Safeguards to properly manage medication require compliance with the regulations. This includes physician orders for all PRN medications, both prescription and over-the-counter, which shall identify resident behaviors or symptoms warranting the need for mediation.12

The operator of an enhanced assisted living facility providing services normally given by a home health care agency shall develop appropriate policies and procedures, including, but not limited to, service-specific delivery standards consistent with the current professional standards of practice, staff supervision (reviewed and revised as necessary), and documentation of service delivery.

Additional requirements for the operator of a Special Needs ALR require vigilance of the general whereabouts of each resident.
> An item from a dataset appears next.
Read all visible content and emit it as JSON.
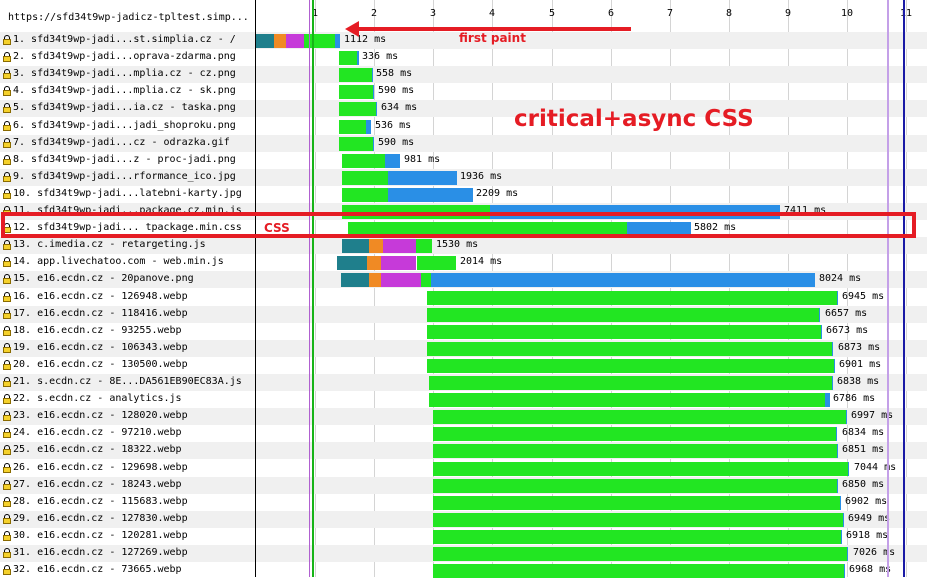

If a resident becomes absent, certain procedures must be followed and family and law enforcement must be notified. To insure proper supervision and care, all shifts must be properly staffed.

Case management records and the ISP in SNALRs shall identify resistance to care and include a care plan to address it. Food is to be offered outside of usual meal time and in a manner acceptable to special needs. The care plan should reflect functional abilities, preferences and diet. Unless contrary to orders, prescribed nutritional supplements shall be provided between meals. In addition, weather permitting, residents must be provided daily outdoor activities.

Once suit based upon a violation is filed it is necessary to proceed with all resources available to the practitioner.

Practice Points: In discovery, demand all policies and procedures of the facility, and copies of all contractual agreements between health care providers and the facility.

A claim for breach of contract under appropriate consumer protection laws should be considered as it may allow for additional damages and broader discovery.

Weigh a claim for breach of contract under appropriate consumer protection laws. This may allow for additional damages and broader discovery.

Conclusion

Change in the long-term care industry has arrived. A clear understanding of the legal landscape is crucial. It is the role of counsel to secure the appropriate remedy, and to help prevent harm from recurring.

Endnotes:

1. Residents Living in Residential Care Facilities: United States, 2010, NCHS Data Brief No. 91, Centers for Disease Control and Prevention, April 2012 Residential Care Facilities: A Key Sector in the Spectrum of Long-Term Care Providers in the United States, NCHS Data Brief No. 78, Centers for Disease Control and Prevention, December 2011.

2. The Older Population: 2010, U.S. Census Bureau, November 2011.

3. A Profile of Older Americans: 2011, Administration of Aging, Department of Health and Human Services, 2011.

4. Regulatory Impact Statement, New York State Department of Health (http://www.health.ny.gov/facilities/assisted_living/adopted_regulations/docs/regulatory_impact_statement.pdf).

5. Public Health Law (PHL) Section 4651 and Title 10 of the New York Codes Rules and Regulations (NYCRR), Chapter X, Section 1001.2.

6. Public Health Law (PHL), Article 46-b, Section 4650.

7. Subdivision 25 and 28 of Section 2 of the Social Services Law.

8. Title 10 of the New York Codes Rules and Regulations (NYCRR), Chapter X, Section 1001.7.

9. Title 10 of the New York Codes Rules and Regulations (NYCRR), Chapter X, Section 1001.8.

10. Title 10 of the New York Codes Rules and Regulations (NYCRR), Chapter X, Section 1001.8.

11. Title 10 of the New York Codes Rules and Regulations (NYCRR), Chapter X, Section 1001.10.

12. Title 10 of the New York Codes Rules and Regulations (NYCRR), Chapter X, Section 1001.10.